Кто-то остановил меня на бегу, и я на миг задохнулась.
– Джун, – мягко сказал начальник полиции, – идемте со мной.
Я вырывалась что было сил – царапала его, лягала, молила отпустить. Я подумала, что если я подниму бучу, то, возможно, не услышу то, что они хотели сказать.
– Элизабет? – прошептала я.
– В нее стреляли, Джун.
Я ждала, когда он продолжит: «…но все будет хорошо», но он молчал. Он лишь покачал головой. Уже позже я вспомнила, что он плакал.
– Я хочу ее увидеть, – сквозь слезы произнесла я.
– Это еще не все, – сказал полицейский.
В этот момент парамедики вывезли Курта. Лицо его было белым как полотно, в нем не осталось ни капли крови – все запасы, видимо, ушли на то, чтобы пропитать импровизированную повязку на туловище. Я коснулась его руки, и он перевел на меня остекленевший взгляд.

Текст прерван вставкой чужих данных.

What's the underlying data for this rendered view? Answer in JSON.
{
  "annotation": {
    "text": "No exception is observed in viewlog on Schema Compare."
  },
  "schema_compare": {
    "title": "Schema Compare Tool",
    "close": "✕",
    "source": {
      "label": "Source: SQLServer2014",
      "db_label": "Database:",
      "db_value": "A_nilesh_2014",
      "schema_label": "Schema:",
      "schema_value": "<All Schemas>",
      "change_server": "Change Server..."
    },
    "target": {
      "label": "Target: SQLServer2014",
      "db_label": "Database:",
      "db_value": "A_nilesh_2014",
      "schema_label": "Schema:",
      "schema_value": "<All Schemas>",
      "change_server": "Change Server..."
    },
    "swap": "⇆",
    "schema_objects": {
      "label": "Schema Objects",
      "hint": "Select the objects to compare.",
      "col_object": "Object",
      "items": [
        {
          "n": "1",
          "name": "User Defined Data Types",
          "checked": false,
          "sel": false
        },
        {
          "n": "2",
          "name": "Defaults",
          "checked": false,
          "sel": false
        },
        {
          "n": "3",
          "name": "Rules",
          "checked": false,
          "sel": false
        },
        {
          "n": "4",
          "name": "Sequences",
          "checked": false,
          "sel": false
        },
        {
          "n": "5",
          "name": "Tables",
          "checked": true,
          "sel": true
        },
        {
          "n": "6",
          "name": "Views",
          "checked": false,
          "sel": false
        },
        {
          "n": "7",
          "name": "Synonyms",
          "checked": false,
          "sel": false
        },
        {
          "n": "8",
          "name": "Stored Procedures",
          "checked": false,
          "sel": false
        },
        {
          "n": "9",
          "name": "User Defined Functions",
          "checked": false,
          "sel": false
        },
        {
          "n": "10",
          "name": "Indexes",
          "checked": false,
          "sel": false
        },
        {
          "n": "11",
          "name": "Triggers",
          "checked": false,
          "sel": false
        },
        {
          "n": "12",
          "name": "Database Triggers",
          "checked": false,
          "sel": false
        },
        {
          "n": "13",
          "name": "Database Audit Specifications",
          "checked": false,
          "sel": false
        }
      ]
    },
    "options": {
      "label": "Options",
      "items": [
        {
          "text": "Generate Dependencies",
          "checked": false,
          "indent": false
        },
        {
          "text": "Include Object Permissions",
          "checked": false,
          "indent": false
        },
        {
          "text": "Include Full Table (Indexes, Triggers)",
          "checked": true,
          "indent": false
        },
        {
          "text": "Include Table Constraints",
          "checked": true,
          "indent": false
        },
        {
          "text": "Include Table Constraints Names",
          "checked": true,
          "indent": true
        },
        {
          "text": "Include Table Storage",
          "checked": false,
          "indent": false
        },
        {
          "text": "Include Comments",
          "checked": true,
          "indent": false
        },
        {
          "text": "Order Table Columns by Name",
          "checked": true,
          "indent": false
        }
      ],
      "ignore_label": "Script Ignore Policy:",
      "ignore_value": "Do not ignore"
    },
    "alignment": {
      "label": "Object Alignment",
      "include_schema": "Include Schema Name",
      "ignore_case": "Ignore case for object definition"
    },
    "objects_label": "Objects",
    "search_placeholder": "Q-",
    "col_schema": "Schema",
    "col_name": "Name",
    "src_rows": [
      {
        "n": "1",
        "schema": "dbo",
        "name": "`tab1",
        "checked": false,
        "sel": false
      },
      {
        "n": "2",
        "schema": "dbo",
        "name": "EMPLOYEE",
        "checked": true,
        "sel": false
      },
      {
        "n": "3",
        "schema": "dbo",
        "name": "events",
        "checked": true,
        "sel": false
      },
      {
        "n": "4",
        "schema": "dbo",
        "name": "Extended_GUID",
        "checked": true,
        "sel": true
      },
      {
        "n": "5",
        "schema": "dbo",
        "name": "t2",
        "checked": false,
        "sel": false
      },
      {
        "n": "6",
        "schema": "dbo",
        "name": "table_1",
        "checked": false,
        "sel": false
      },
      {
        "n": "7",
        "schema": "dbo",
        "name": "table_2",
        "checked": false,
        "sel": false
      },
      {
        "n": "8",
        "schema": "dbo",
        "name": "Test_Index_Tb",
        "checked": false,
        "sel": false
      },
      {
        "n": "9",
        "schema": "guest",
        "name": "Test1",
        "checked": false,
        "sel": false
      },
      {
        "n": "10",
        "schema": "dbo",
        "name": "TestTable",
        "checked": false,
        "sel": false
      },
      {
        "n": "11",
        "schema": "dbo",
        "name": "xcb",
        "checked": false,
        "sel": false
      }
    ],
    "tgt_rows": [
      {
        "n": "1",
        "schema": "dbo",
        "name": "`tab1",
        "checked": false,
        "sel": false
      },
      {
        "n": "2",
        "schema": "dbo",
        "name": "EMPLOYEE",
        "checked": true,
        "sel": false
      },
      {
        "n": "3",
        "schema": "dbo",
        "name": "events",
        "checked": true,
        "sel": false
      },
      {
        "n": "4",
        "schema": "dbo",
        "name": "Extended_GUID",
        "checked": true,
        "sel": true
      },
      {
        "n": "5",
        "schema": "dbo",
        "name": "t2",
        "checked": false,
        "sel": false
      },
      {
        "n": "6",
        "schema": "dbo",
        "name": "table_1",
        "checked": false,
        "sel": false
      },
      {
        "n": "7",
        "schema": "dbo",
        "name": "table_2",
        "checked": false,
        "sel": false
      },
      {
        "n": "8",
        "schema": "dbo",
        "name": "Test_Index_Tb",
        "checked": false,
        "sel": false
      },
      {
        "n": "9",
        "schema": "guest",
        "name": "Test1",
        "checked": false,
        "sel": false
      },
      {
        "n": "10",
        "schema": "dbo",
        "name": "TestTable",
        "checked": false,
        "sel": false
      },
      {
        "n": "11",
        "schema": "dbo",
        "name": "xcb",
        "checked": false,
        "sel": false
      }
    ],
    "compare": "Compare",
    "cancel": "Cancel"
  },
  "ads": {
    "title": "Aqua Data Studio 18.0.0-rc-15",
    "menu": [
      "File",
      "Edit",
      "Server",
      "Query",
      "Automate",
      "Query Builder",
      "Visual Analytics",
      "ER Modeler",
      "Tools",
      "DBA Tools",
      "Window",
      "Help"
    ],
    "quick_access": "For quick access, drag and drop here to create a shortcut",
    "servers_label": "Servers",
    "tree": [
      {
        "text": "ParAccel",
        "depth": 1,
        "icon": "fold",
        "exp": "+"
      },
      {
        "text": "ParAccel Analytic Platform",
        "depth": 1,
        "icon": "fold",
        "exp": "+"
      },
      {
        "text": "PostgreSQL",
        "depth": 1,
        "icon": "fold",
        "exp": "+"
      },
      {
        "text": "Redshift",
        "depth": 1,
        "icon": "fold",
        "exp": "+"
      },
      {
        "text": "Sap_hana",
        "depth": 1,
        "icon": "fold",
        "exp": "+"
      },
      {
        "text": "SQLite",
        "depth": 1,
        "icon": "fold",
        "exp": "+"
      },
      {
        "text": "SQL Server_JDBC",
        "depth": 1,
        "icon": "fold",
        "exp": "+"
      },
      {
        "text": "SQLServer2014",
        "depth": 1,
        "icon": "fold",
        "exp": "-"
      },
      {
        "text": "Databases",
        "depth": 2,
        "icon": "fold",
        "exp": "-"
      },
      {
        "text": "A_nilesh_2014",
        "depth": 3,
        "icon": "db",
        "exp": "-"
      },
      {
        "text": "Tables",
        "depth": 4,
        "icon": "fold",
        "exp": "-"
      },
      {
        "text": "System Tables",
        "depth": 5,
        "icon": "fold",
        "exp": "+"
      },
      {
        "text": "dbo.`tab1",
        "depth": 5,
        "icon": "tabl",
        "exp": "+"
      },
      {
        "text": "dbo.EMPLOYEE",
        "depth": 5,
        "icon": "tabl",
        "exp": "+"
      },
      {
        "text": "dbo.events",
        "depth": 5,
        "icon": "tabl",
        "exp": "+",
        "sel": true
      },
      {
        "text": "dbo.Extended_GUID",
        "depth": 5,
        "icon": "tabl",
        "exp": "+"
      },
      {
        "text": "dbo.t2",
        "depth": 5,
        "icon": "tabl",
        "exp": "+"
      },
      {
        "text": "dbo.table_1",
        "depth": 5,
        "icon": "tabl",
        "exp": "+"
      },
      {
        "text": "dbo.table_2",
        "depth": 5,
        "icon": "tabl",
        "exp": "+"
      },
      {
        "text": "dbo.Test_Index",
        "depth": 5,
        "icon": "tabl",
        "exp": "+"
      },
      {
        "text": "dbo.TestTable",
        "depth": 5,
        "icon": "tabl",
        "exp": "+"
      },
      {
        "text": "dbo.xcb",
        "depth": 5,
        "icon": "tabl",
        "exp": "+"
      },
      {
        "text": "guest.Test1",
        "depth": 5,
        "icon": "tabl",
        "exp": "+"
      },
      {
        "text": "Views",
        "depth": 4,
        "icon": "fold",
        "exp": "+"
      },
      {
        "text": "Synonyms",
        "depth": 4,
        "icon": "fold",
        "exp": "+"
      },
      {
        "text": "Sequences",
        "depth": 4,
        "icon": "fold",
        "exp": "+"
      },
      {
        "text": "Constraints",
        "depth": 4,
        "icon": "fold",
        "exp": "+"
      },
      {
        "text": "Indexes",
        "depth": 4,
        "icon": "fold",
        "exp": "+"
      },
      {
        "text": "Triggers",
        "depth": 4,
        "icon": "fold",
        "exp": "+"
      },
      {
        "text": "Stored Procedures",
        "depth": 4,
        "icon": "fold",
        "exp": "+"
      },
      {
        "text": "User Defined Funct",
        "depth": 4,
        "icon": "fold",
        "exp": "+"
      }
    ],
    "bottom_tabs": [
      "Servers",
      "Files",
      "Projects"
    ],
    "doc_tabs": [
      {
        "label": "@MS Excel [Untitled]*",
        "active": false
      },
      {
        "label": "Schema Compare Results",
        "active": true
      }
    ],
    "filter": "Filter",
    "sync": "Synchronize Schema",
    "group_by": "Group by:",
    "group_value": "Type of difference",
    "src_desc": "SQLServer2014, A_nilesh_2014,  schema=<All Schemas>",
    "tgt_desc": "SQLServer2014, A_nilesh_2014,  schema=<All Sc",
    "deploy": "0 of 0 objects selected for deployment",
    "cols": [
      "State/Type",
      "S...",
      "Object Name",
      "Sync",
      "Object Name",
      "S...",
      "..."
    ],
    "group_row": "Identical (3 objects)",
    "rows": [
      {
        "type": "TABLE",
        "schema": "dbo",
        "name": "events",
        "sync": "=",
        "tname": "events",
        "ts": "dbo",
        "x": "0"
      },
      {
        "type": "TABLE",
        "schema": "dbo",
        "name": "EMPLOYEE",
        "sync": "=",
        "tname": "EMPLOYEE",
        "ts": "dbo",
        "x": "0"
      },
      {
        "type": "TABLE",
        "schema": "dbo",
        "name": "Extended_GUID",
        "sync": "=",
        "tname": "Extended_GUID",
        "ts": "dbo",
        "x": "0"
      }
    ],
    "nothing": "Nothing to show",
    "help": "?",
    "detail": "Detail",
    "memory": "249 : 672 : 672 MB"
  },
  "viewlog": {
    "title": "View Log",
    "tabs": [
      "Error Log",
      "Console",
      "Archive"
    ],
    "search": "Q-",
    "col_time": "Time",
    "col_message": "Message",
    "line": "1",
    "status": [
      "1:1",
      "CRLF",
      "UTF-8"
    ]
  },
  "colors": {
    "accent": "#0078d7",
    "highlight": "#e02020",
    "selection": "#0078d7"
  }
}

– Прости, – выдавил он. – Прости меня, пожалуйста.
– Что произошло?! – завизжала я. – За что я должна тебя простить? Что с ней случилось?!
– Мэм, – вмешался парамедик, – нам нужно отвезти его в больницу.
Меня оттащил какой-то санитар, и я смотрела, как Курта грузят в машину, бессильная что-то изменить. Потом начальник полиции вел меня к другой «скорой» и произносил слова, которые тогда казались мне твердыми и ровными, как кирпичи, и укладывались они в предложения, целую словесную стену, призванную отделить привычную мне жизнь от жизни, которой я отныне вынуждена буду жить. «…Курт дал показания… увидел, как плотник совращает Элизабет… Схватка… Выстрелы… Элизабет задело».
«Элизабет, – говорила я, когда готовила обед, а она хвостиком ходила за мной по тесной кухне, – не путайся под ногами».
«Элизабет, мы с папой хотели бы поговорить наедине».
«Элизабет, не сейчас».
«Никогда».
Ноги немели, не слушались.
– Это мать, – сказал полицейский встретившему нас парамедику. По центру машины лежали носилки, а на них – что-то совсем крошечное, накрытое толстым серым одеялом. Я протянула дрожащую руку и робко стащила одеяло. Как только я увидела Элизабет, ноги у меня подкосились и, если бы не этот полицейский, я рухнула бы на землю.